Considérant que les industriels de l’industrie pharmaceutique ont pris conscience de la nécessité de relocaliser leur production sur le continent européen et ont déjà commencé à réinvestir sur le continent,

Considérant qu’il est indispensable de relocaliser sur le continent européen une industrie pharmaceutique capable d’approvisionner les européens en médicaments et principes actifs pharmaceutiques essentiels à notre sécurité sanitaire,

1) Affirme qu’il est essentiel d’élargir les compétences de l’Agence européenne des médicaments (EMA) pour lui permettre d’encadrer les essais cliniques de phase I et de phase II et d’apporter ainsi une réponse à la pénurie de médicaments indispensables dans les unités de soins intensifs, imputable à l’augmentation de la demande.

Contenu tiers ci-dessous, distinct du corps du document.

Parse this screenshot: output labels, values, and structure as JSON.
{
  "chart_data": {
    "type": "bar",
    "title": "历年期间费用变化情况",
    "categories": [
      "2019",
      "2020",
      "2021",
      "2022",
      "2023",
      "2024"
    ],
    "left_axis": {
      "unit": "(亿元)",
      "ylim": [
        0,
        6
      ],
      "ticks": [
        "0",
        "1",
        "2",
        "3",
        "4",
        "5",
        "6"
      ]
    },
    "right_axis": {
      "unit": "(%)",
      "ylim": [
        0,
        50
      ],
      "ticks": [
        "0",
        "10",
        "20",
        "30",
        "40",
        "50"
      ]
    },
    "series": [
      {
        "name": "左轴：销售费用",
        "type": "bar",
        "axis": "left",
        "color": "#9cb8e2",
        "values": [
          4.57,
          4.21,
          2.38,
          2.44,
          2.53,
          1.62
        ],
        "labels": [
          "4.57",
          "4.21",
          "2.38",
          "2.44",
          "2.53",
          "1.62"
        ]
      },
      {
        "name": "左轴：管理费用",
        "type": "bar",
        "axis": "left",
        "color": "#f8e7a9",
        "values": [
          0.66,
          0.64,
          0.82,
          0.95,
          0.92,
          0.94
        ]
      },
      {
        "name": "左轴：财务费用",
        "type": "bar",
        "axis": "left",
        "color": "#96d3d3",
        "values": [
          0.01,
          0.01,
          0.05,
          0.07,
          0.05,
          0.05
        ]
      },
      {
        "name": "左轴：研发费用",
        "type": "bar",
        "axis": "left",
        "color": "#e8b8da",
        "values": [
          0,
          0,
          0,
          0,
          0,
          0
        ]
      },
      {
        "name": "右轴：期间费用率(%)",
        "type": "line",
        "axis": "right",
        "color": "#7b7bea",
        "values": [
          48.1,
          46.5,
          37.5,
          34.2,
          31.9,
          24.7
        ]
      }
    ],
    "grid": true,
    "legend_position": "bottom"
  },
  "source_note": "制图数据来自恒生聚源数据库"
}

2) Considère qu’il convient d’adopter, sous l’égide de l’agence européenne du médicament (EMA), une définition de la notion de médicament essentiel ainsi qu’une liste de médicaments et principes pharmaceutiques actifs stratégiques pour la sécurité sanitaire européenne.

3) Appelle à établir au niveau européen une définition de la rupture d’approvisionnement ainsi qu’une grille standard d’évaluation du risque associé à une situation de tension ou de rupture.

4) Suggère la mise en œuvre d’un pacte fiscal pour l’implantation en Europe de sites de production de médicaments ou de principes pharmaceutiques actifs essentiels pour la sécurité sanitaire européenne.

Ce pacte fiscal serait fondé sur :

– la mise en place d’exonérations fiscales ciblées au bénéfice d’entreprises s’engageant sur des investissements pour l’implantation en France ou en Europe de sites de production de médicaments ou de principes pharmaceutiques actifs essentiels pour la sécurité sanitaire européenne ;

– le renforcement de la taxation à l’entrée de l’Union Européenne des médicaments et principes pharmaceutiques actifs fabriqués en dehors de l’Union.

5) Propose la signature entre l’Union européenne, les entreprises pharmaceutiques et l’industrie chimique un accord‑cadre tripartite visant à accompagner l’augmentation des capacités de production de médicaments et de principes pharmaceutiques actifs essentiels en France ou en Europe et prévoyant des contreparties aux aides financières qui seront accordées.